A vingt-cinq ans, lorsque son frère Lucien épousait Mlle de Mertilles, il était déjà lancé et bien lancé.

Pas plus que Marie-Antoinette Corbier, mais pour des raisons toutes différentes, il n’assista au mariage du cadet. Le nom qu’il avait adopté, semblant renoncer à celui des Targes-Falède, et le genre d’existence qu’il menait, avaient creusé un abîme entre les jeunes gens. Plus tard, en termes secs, l’aînée l’avertissait de la mort d’un frère, à demi-oublié déjà, en même temps que de la naissance, pour lui indifférente, d’une nièce s’appelant Françoise.

Sans que Jacques se préoccupât autrement de la famille qui lui restait, dix années glissèrent. Lors de sa première communion, Françoise, exprimant un désir d’enfant gâtée, voulut informer elle-même l’oncle qu’elle avait à Paris d’un événement qu’elle jugeait considérable. « L’homme célèbre » crut devoir répondre par un cadeau. Depuis, avec ponctualité, en dépit de l’irritation un peu jalouse de Moune, Françoise faisait avec le romancier l’échange de courtoises banalités.

Pour Provence, insouciant égoïste, mieux encore que pour tout autre, la vie, cette terrible vie, avait rentré ses griffes, se montrant immuablement bonne fille. Jamais, dans un inutile effort, la main de Jacques ne s’était tendue vers tous les fruits, même défendus, que son capricieux désir avait caressés.
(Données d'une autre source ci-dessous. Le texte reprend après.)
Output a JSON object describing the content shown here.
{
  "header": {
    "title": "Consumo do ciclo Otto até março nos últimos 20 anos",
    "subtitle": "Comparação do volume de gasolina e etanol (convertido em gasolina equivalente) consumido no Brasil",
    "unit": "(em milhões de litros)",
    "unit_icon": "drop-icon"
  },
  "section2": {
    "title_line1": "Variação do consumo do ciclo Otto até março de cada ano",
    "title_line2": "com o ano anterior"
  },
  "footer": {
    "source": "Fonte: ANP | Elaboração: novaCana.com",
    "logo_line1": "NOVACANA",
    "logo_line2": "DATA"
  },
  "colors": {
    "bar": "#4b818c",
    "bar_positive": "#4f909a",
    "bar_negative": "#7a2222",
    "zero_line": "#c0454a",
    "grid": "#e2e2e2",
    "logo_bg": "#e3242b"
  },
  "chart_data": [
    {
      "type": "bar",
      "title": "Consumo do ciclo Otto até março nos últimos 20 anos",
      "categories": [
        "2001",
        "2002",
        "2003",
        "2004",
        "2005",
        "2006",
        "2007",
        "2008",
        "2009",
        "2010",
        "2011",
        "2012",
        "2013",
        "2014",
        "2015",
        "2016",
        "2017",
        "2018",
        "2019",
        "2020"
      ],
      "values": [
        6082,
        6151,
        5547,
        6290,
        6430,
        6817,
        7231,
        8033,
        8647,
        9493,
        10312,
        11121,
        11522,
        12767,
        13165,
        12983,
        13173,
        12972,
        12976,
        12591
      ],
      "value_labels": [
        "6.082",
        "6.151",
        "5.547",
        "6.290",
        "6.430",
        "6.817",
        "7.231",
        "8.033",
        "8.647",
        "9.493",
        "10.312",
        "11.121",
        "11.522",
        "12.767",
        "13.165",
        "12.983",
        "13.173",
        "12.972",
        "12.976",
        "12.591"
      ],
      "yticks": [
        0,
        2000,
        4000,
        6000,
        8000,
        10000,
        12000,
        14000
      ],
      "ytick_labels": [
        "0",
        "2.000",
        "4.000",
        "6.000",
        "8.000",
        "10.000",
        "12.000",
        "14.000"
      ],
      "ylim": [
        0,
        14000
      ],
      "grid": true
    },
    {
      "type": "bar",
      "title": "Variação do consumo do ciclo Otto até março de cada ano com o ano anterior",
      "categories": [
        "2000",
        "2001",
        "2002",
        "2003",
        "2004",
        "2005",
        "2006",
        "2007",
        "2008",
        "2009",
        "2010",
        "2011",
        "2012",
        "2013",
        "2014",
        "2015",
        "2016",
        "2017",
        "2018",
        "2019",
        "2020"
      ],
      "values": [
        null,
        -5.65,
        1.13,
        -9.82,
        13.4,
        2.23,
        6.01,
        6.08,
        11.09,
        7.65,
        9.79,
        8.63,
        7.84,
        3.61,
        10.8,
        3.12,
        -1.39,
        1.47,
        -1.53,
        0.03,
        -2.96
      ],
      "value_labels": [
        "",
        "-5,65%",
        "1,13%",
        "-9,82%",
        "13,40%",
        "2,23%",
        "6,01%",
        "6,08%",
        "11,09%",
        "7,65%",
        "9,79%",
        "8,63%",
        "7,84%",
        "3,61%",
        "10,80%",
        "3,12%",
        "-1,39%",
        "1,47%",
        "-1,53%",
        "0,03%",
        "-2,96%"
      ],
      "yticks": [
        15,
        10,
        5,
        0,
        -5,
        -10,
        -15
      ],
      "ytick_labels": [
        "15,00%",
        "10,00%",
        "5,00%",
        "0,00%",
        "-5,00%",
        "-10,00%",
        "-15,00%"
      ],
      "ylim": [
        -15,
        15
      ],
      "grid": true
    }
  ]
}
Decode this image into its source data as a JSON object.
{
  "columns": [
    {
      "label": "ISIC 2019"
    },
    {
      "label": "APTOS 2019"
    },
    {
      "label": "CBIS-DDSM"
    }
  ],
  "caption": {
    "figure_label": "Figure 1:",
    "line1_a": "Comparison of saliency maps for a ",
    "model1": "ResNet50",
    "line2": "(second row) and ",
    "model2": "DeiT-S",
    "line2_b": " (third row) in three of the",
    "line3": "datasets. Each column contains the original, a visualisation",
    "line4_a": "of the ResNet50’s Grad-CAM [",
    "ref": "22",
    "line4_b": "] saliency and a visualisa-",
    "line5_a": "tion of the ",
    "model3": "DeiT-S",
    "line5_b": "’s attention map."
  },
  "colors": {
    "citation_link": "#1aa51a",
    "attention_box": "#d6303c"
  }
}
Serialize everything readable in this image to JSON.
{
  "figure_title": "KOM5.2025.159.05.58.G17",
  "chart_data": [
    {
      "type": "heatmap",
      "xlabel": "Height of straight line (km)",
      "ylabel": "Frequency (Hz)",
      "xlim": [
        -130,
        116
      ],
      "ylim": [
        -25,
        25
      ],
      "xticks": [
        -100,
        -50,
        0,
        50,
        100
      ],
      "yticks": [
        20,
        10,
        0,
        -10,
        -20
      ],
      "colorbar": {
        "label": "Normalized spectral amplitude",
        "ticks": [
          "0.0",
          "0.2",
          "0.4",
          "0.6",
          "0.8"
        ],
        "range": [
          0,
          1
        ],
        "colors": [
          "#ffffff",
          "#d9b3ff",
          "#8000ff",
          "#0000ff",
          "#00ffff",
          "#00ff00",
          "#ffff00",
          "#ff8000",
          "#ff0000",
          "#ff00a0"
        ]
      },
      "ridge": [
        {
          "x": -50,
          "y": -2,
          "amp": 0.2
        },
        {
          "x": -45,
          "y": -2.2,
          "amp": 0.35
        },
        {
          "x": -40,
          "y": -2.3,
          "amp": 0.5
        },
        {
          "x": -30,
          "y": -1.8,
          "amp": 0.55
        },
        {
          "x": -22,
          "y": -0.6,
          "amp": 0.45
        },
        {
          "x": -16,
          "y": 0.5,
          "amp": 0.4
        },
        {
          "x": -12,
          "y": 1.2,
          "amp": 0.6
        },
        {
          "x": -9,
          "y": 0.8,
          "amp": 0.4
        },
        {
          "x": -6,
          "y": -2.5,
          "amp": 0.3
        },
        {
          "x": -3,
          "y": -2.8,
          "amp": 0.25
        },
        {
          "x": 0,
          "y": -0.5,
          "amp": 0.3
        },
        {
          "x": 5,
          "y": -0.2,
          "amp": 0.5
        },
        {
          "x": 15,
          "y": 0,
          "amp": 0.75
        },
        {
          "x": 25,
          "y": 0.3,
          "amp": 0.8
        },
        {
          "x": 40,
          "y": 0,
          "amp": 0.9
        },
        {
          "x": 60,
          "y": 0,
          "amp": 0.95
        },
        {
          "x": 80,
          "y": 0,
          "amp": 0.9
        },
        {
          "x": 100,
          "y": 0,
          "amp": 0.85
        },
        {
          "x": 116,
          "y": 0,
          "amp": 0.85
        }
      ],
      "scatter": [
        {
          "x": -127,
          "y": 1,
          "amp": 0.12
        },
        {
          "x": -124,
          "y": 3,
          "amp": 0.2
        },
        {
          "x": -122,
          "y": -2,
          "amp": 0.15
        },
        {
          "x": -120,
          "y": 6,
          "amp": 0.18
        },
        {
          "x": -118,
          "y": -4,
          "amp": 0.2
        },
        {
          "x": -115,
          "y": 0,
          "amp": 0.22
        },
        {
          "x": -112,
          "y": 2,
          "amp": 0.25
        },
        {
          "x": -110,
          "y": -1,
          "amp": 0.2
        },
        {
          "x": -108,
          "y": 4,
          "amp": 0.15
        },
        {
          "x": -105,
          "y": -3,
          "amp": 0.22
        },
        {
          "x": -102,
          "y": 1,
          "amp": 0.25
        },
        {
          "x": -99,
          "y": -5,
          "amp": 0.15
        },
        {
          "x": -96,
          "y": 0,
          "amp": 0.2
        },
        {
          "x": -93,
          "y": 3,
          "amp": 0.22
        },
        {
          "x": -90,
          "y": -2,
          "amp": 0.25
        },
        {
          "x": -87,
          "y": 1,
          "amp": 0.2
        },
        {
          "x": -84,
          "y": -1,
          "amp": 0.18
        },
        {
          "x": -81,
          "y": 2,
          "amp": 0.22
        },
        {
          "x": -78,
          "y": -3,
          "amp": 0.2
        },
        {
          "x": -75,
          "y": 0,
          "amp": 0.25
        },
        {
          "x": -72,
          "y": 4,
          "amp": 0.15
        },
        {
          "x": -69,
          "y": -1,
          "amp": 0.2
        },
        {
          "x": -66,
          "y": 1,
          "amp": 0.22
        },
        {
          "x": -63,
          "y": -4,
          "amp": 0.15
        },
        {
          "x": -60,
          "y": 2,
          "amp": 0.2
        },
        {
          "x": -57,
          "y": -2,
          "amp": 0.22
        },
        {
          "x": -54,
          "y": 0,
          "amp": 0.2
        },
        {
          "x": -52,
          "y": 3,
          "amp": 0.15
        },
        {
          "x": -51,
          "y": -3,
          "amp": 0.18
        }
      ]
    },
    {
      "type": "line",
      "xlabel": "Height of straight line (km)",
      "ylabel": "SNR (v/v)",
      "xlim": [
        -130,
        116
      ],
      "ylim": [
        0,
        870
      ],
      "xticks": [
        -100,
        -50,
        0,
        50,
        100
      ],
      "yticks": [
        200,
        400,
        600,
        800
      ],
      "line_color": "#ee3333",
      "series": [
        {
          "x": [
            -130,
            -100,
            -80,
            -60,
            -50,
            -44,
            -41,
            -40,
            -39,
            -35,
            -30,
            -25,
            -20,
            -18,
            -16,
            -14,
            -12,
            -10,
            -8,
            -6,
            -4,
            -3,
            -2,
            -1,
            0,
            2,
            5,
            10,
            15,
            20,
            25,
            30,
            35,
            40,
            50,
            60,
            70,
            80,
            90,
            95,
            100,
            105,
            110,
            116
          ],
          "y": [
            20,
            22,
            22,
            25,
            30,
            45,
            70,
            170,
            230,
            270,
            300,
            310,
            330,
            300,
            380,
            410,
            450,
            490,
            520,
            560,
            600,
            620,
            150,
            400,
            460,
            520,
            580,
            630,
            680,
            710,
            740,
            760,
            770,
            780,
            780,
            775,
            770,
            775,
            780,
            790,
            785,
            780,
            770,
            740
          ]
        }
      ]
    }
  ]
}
Riche, notoire, un peu las, sans avoir été la proie d’un véritable chagrin, un seul désespoir le tenaillait maintenant : Vieillir !…

Le lent supplice des teintures, l’énervement des massages électriques, la souffrance aiguë de l’épilation, le vol organisé autour de lui par une poignée de charlatans, abusant de sa puérile crédulité, les chantages louches dont il était le complaisant objet, tout cela, il le subissait docilement afin de conserver l’illusion d’une beauté, à tout jamais disparue, sombrée plutôt dans les pires débauches. En dépit de son masque flétri, strié de couperoses, de ses chairs molles, il voulait, comme le chante Thaïs, être encore et toujours « éternellement » le beau Provence, celui qui, peu après la parution du livre de Loti, Mon frère Yves, avait mérité le surnom nettement équivoque, pour les gens trop bien renseignés, de Mon frère Jacques

Il lui avait alors été donné de passer, à Marseille, pour le héros assez singulier d’un scandale ayant pris fin par des coups de revolver échangés entre nervis et marins en bordée… Des arrestations avaient eu lieu. La presse s’était emparée de l’affaire. Sa réputation fâcheuse partait de là.

Loin de lui nuire dans l’esprit du public, ses livres bénéficièrent de l’indulgence extrême qu’on témoignait à leur auteur. Les ans n’avaient point atténué le privilège d’un tel engouement. De temps à autre, la chronique, avec une curiosité toujours aussi vive, s’emparait des moindres événements de sa vie privée.

Récemment, encore, n’avait-on pas annoncé qu’il devait épouser Liane de Parme, courtisane fameuse ? A vrai dire, il ne vivait avec celle-ci que sur un pied de camaraderie libertine. Cette union singulière avait, tout de suite, déchaîné les rosseries. Aurélien Branteyl, peintre de l’une et ami de l’autre, déclara que c’était là le mariage « de la Carne et du Lapin »… Liane, enivrée de réclame, se montrait ravie de cette publicité nouvelle obtenue sans qu’elle eût eu, pour cette fois, recours à des moyens éventés : empoisonnement au laudanum ou disparition d’un rang de perles. Elle avait usé, sans discrétion, de tels procédés. Les journaux ne parlaient plus que de cette union ultra-parisienne. Oh ! combien !…

Soudain, tout craqua. Les fiançailles rompues, — pour quel motif ?… — Liane s’enfuyait en Écosse, et Provence en Italie. Ils étaient devenus, sans qu’on en ait jamais su exactement la cause, deux ennemis acharnés. Revenue en France, une année plus tard, la Belle des Belles eut, pour juger son ex-favori, un mot cruel.